Bazen de birbirinizi sonradan buluyorsunuz. Uzun zamandır tanıdığınız, bildiğiniz, ara sıra selamlaştığınız bir isimdir. Fakat dostluk, yıllar sonra gerçekleşir. Bunu çok düşündüm. Vardığım yer: Kader, birbirlerini ziyan etmesinler, kıymetlerini iyi bilsinler diye, bazı dostlukları geciktiriyor. Gençliğin acemiliğinde değil, orta yaşın olgunluğunda buluşturuyor onları. Tam buradan seslenelim: Keşke bazı isimlerle gençken değil de şimdi karşılaşmış olsaydım.

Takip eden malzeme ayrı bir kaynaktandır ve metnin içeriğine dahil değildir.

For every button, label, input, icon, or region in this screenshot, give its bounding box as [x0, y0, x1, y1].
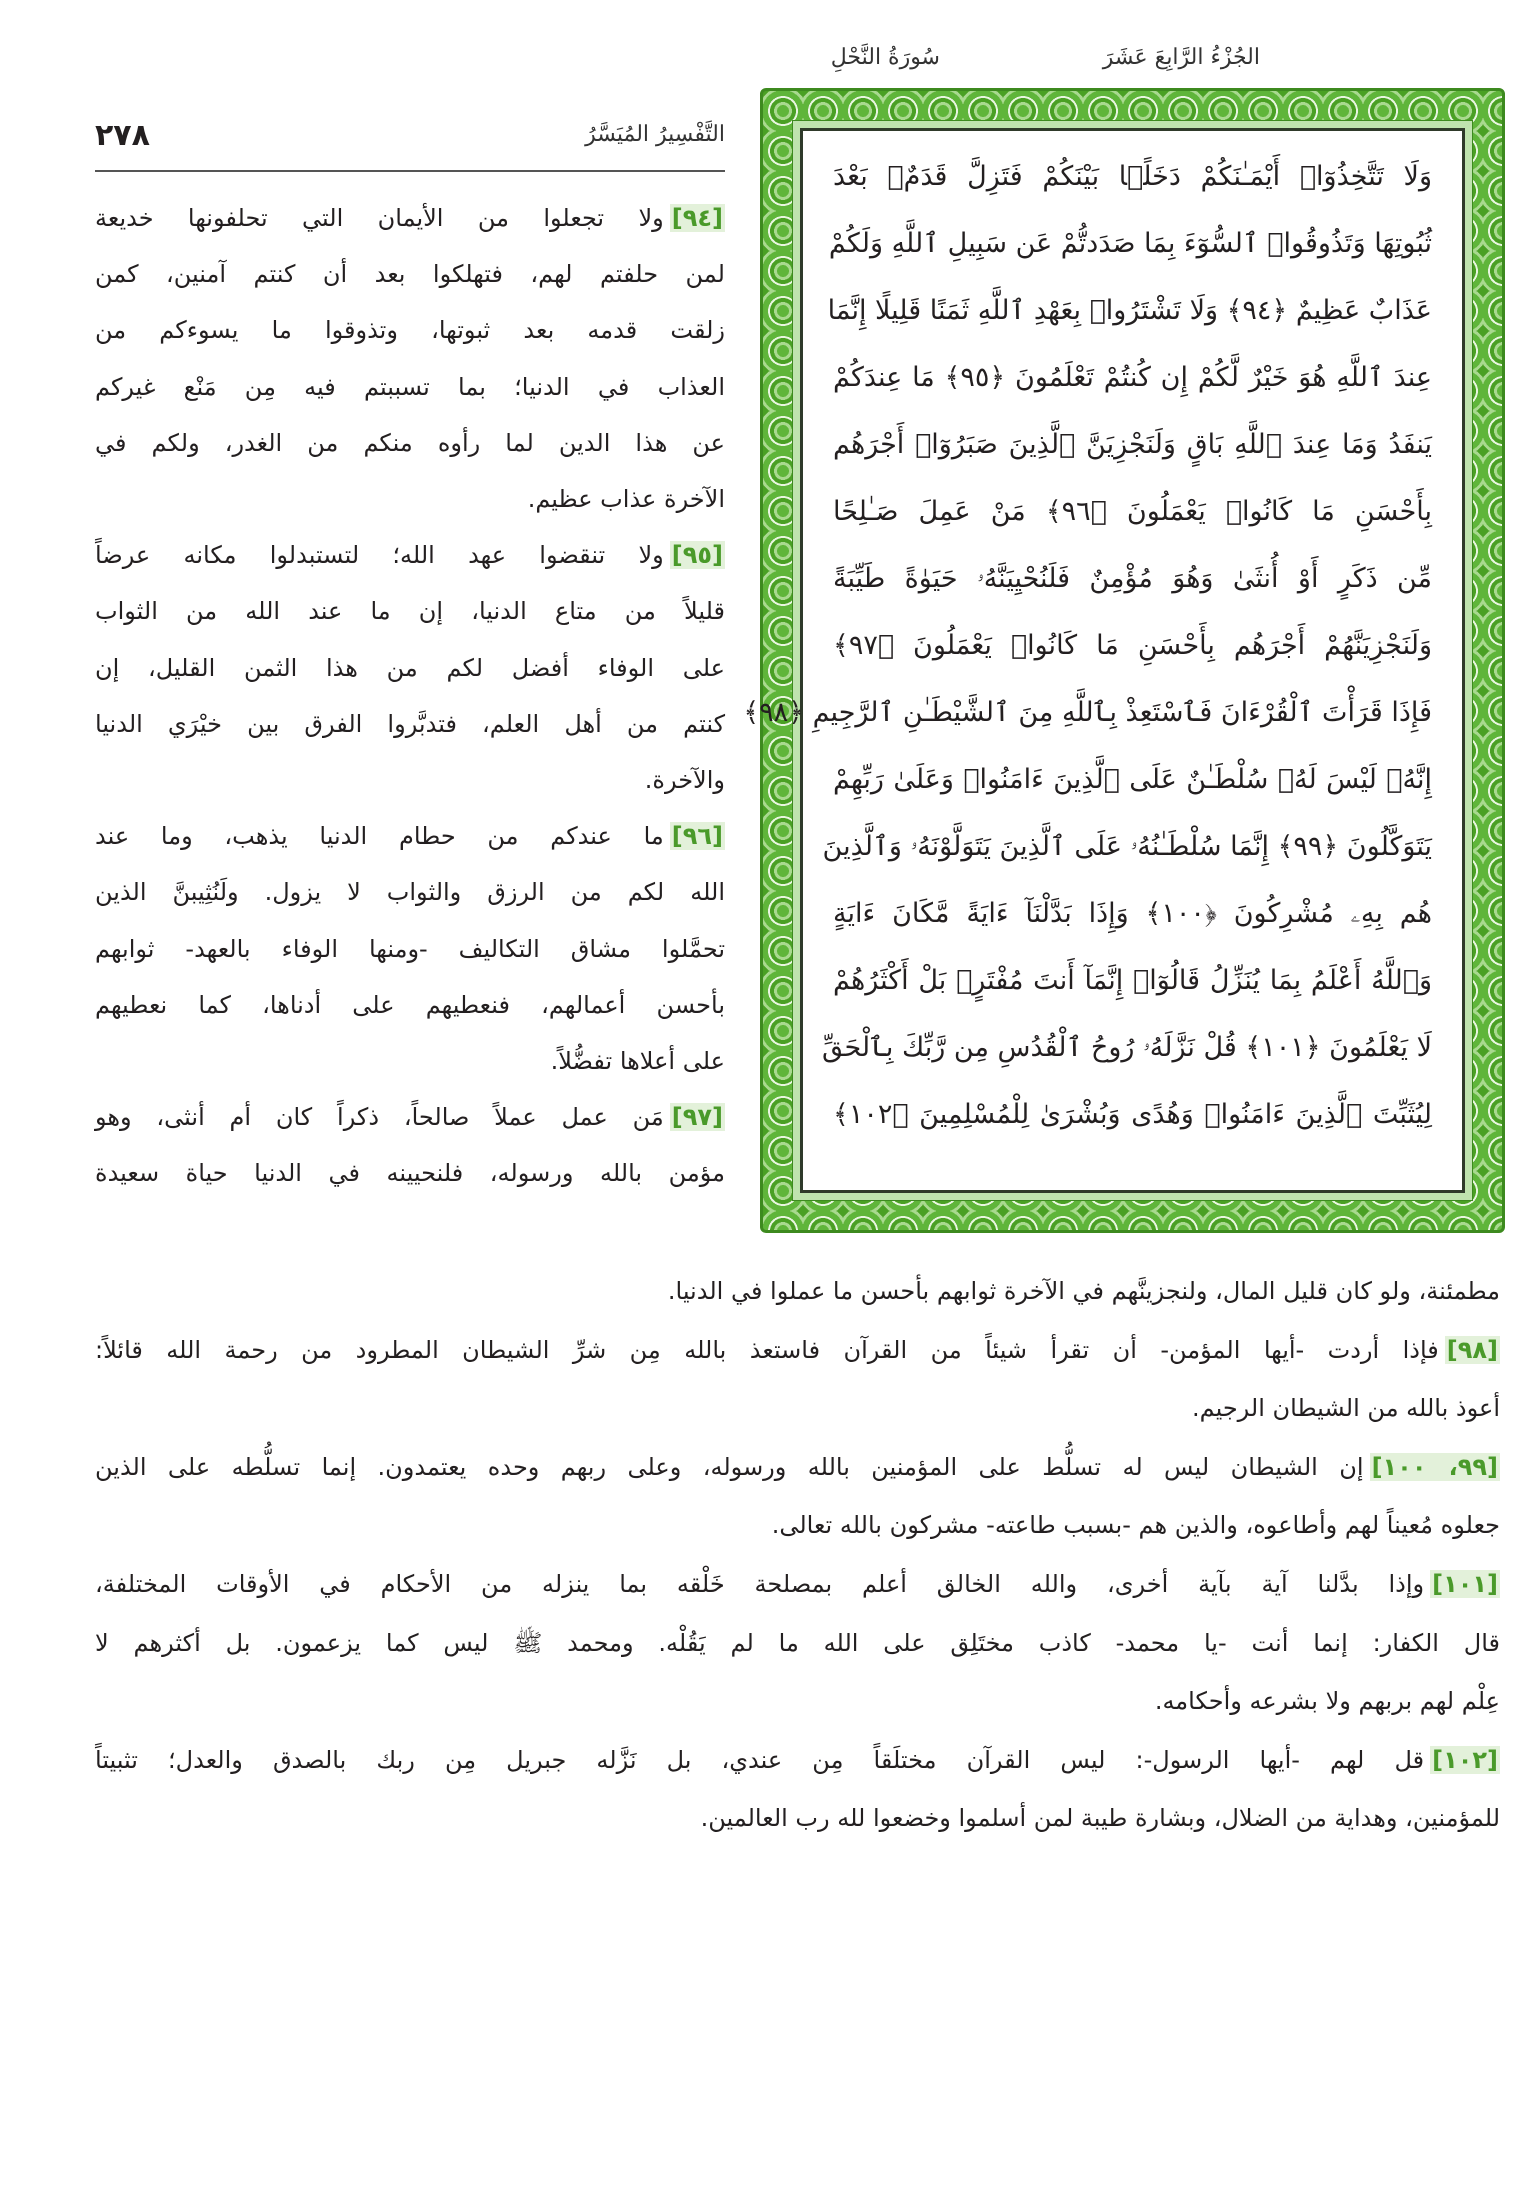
tafsir-text: على أعلاها تفضُّلاً. — [550, 1047, 725, 1076]
surah-title: سُورَةُ النَّحْلِ — [830, 45, 940, 70]
tafsir-text: عن هذا الدين لما رأوه منكم من الغدر، ولكم في — [95, 428, 725, 457]
quran-line: فَإِذَا قَرَأْتَ ٱلْقُرْءَانَ فَٱسْتَعِذْ بِٱللَّهِ مِنَ ٱلشَّيْطَـٰنِ ٱلرَّجِيمِ ﴿٩٨﴾ — [743, 697, 1432, 728]
verse-number-tag: [٩٩، ١٠٠] — [1371, 1452, 1498, 1481]
book-title: التَّفْسِيرُ المُيَسَّرُ — [585, 122, 725, 147]
tafsir-full-width — [95, 1262, 1500, 1848]
tafsir-text: جعلوه مُعيناً لهم وأطاعوه، والذين هم -بسبب طاعته- مشركون بالله تعالى. — [771, 1511, 1500, 1540]
tafsir-column — [95, 190, 725, 1202]
tafsir-line — [95, 808, 725, 864]
tafsir-text: تحمَّلوا مشاق التكاليف -ومنها الوفاء بالعهد- ثوابهم — [95, 934, 725, 963]
tafsir-line — [95, 471, 725, 527]
quran-verses — [743, 143, 1432, 1148]
tafsir-text: عِلْم لهم بربهم ولا بشرعه وأحكامه. — [1154, 1687, 1500, 1716]
tafsir-line — [95, 696, 725, 752]
tafsir-text: ما عندكم من حطام الدنيا يذهب، وما عند — [95, 822, 664, 851]
tafsir-text: أعوذ بالله من الشيطان الرجيم. — [1192, 1394, 1500, 1423]
tafsir-text: مَن عمل عملاً صالحاً، ذكراً كان أم أنثى، وهو — [95, 1103, 664, 1132]
tafsir-line — [95, 1496, 1500, 1555]
tafsir-line — [95, 302, 725, 358]
quran-line: إِنَّهُۥ لَيْسَ لَهُۥ سُلْطَـٰنٌ عَلَى ٱلَّذِينَ ءَامَنُوا۟ وَعَلَىٰ رَبِّهِمْ — [833, 764, 1432, 795]
tafsir-text: ولا تجعلوا من الأيمان التي تحلفونها خديعة — [95, 204, 664, 232]
tafsir-line — [95, 1089, 725, 1145]
tafsir-text: على الوفاء أفضل لكم من هذا الثمن القليل، إن — [95, 653, 725, 682]
quran-line: بِأَحْسَنِ مَا كَانُوا۟ يَعْمَلُونَ ﴿٩٦﴾ مَنْ عَمِلَ صَـٰلِحًا — [833, 496, 1432, 527]
tafsir-text: قل لهم -أيها الرسول-: ليس القرآن مختلَقاً مِن عندي، بل نَزَّله جبريل مِن ربك بالصدق والعدل؛ تثبيتاً — [95, 1745, 1425, 1774]
quran-line: ثُبُوتِهَا وَتَذُوقُوا۟ ٱلسُّوٓءَ بِمَا صَدَدتُّمْ عَن سَبِيلِ ٱللَّهِ وَلَكُمْ — [828, 228, 1432, 259]
tafsir-text: إن الشيطان ليس له تسلُّط على المؤمنين بالله ورسوله، وعلى ربهم وحده يعتمدون. إنما تسلُّطه على الذين — [95, 1452, 1364, 1481]
tafsir-line — [95, 1033, 725, 1089]
tafsir-line — [95, 1145, 725, 1201]
tafsir-line — [95, 583, 725, 639]
tafsir-line — [95, 864, 725, 920]
verse-number-tag: [٩٤] — [671, 204, 723, 232]
tafsir-text: للمؤمنين، وهداية من الضلال، وبشارة طيبة لمن أسلموا وخضعوا لله رب العالمين. — [700, 1804, 1500, 1833]
tafsir-text: زلقت قدمه بعد ثبوتها، وتذوقوا ما يسوءكم من — [95, 316, 725, 345]
quran-line: وَٱللَّهُ أَعْلَمُ بِمَا يُنَزِّلُ قَالُوٓا۟ إِنَّمَآ أَنتَ مُفْتَرٍۭ بَلْ أَكْثَرُهُمْ — [833, 965, 1432, 996]
quran-line: وَلَا تَتَّخِذُوٓا۟ أَيْمَـٰنَكُمْ دَخَلًۢا بَيْنَكُمْ فَتَزِلَّ قَدَمٌۢ بَعْدَ — [833, 161, 1432, 192]
page-number: ٢٧٨ — [95, 118, 150, 153]
tafsir-line — [95, 359, 725, 415]
tafsir-text: فإذا أردت -أيها المؤمن- أن تقرأ شيئاً من القرآن فاستعذ بالله مِن شرِّ الشيطان المطرود من رحمة الله قائلاً: — [95, 1335, 1439, 1364]
juz-title: الجُزْءُ الرَّابِعَ عَشَرَ — [1102, 45, 1260, 70]
quran-line: لِيُثَبِّتَ ٱلَّذِينَ ءَامَنُوا۟ وَهُدًى وَبُشْرَىٰ لِلْمُسْلِمِينَ ﴿١٠٢﴾ — [833, 1099, 1432, 1130]
tafsir-text: مطمئنة، ولو كان قليل المال، ولنجزينَّهم في الآخرة ثوابهم بأحسن ما عملوا في الدنيا. — [667, 1277, 1500, 1305]
verse-number-tag: [١٠٢] — [1432, 1745, 1498, 1774]
tafsir-text: والآخرة. — [644, 766, 725, 795]
tafsir-line — [95, 1379, 1500, 1438]
tafsir-line — [95, 977, 725, 1033]
verse-number-tag: [٩٦] — [671, 822, 723, 851]
tafsir-text: بأحسن أعمالهم، فنعطيهم على أدناها، كما نعطيهم — [95, 990, 725, 1019]
tafsir-line — [95, 1555, 1500, 1614]
tafsir-text: العذاب في الدنيا؛ بما تسببتم فيه مِن مَنْع غيركم — [95, 372, 725, 401]
tafsir-line — [95, 1321, 1500, 1380]
quran-line: يَنفَدُ وَمَا عِندَ ٱللَّهِ بَاقٍ وَلَنَجْزِيَنَّ ٱلَّذِينَ صَبَرُوٓا۟ أَجْرَهُم — [833, 429, 1432, 460]
quran-line: لَا يَعْلَمُونَ ﴿١٠١﴾ قُلْ نَزَّلَهُۥ رُوحُ ٱلْقُدُسِ مِن رَّبِّكَ بِٱلْحَقِّ — [821, 1032, 1432, 1063]
quran-line: مِّن ذَكَرٍ أَوْ أُنثَىٰ وَهُوَ مُؤْمِنٌ فَلَنُحْيِيَنَّهُۥ حَيَوٰةً طَيِّبَةً — [833, 563, 1432, 594]
tafsir-line — [95, 1731, 1500, 1790]
tafsir-line — [95, 190, 725, 246]
verse-number-tag: [٩٧] — [671, 1103, 723, 1132]
quran-line: وَلَنَجْزِيَنَّهُمْ أَجْرَهُم بِأَحْسَنِ مَا كَانُوا۟ يَعْمَلُونَ ﴿٩٧﴾ — [833, 630, 1432, 661]
verse-number-tag: [١٠١] — [1432, 1569, 1498, 1598]
tafsir-text: قليلاً من متاع الدنيا، إن ما عند الله من الثواب — [95, 597, 725, 626]
verse-number-tag: [٩٨] — [1446, 1335, 1498, 1364]
tafsir-line — [95, 527, 725, 583]
tafsir-text: ولا تنقضوا عهد الله؛ لتستبدلوا مكانه عرضاً — [95, 541, 664, 570]
tafsir-line — [95, 640, 725, 696]
tafsir-line — [95, 1672, 1500, 1731]
quran-line: هُم بِهِۦ مُشْرِكُونَ ﴿١٠٠﴾ وَإِذَا بَدَّلْنَآ ءَايَةً مَّكَانَ ءَايَةٍ — [833, 898, 1432, 929]
tafsir-line — [95, 752, 725, 808]
tafsir-line — [95, 1262, 1500, 1321]
tafsir-text: وإذا بدَّلنا آية بآية أخرى، والله الخالق أعلم بمصلحة خَلْقه بما ينزله من الأحكام في الأوقات المختلفة، — [95, 1569, 1425, 1598]
frame-inner-band — [743, 120, 1473, 1201]
tafsir-text: قال الكفار: إنما أنت -يا محمد- كاذب مختَلِق على الله ما لم يَقُلْه. ومحمد ﷺ ليس كما يزعمون. بل أكثرهم لا — [95, 1628, 1500, 1657]
tafsir-line — [95, 921, 725, 977]
tafsir-line — [95, 1789, 1500, 1848]
tafsir-text: كنتم من أهل العلم، فتدبَّروا الفرق بين خيْرَي الدنيا — [95, 709, 725, 738]
tafsir-line — [95, 1438, 1500, 1497]
tafsir-line — [95, 1614, 1500, 1673]
quran-line: يَتَوَكَّلُونَ ﴿٩٩﴾ إِنَّمَا سُلْطَـٰنُهُۥ عَلَى ٱلَّذِينَ يَتَوَلَّوْنَهُۥ وَٱلَّذِينَ — [822, 831, 1432, 862]
header-divider — [95, 170, 725, 172]
quran-line: عِندَ ٱللَّهِ هُوَ خَيْرٌ لَّكُمْ إِن كُنتُمْ تَعْلَمُونَ ﴿٩٥﴾ مَا عِندَكُمْ — [833, 362, 1432, 393]
quran-line: عَذَابٌ عَظِيمٌ ﴿٩٤﴾ وَلَا تَشْتَرُوا۟ بِعَهْدِ ٱللَّهِ ثَمَنًا قَلِيلًا إِنَّمَا — [827, 295, 1432, 326]
tafsir-line — [95, 415, 725, 471]
tafsir-text: الله لكم من الرزق والثواب لا يزول. ولَنُثِيبنَّ الذين — [95, 878, 725, 907]
quran-text-panel — [743, 128, 1465, 1193]
ornamental-quran-frame — [743, 88, 1505, 1233]
tafsir-line — [95, 246, 725, 302]
tafsir-text: لمن حلفتم لهم، فتهلكوا بعد أن كنتم آمنين، كمن — [95, 260, 725, 289]
tafsir-text: مؤمن بالله ورسوله، فلنحيينه في الدنيا حياة سعيدة — [95, 1159, 725, 1188]
verse-number-tag: [٩٥] — [671, 541, 723, 570]
tafsir-text: الآخرة عذاب عظيم. — [527, 485, 725, 514]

Dostluk evvela nasip meselesidir. Falanca kişi nasibinizde yoksa eğer, onu kazanmaya çalışmanız beyhudedir. Nasıldı o söz? Her kuş kendi cinsiyle uçar.

***

Ne kadar ulvi amaçlarla yazarsak yazalım, iş sonunda benlik bahsine dayanıyor. İşte bu yüzden, edebiyatta birkaç yıllık münasebetler bile uzun sayılır. Bu iki cümlenin penceresinden dostlarıma bakıyorum. Edebiyat üzerinden gelişen ve yirmi yılı aşan dostluklarımız var. Aramıza menfaat veya maddiyat girseydi, herhalde buraya kadar gelemezdik. Şunu da söylemek isterim: Yazdıklarımıza hiçbir zaman ‘kutsal metin’ muamelesi yapmadık. Kendimizi büyük görmenin küçültücü bir yanı vardır.

Çeyrek yüzyıl olmuş. Dergiler, kitaplar ve dokunaklı fedakârlıklar. Son durum: Manevî derinliği olanlar kalmış, edebî hırsları ve dünyevî ihtirasları olanlar gitmiş. Bundan daha kıymetli ne olabilir?

Bazen de insanın öncelikleri değişir. Bir müddet başka şeylerle oyalanır, sonra geri döner. Edebiyat her zaman bizim yuvamız olmuştur.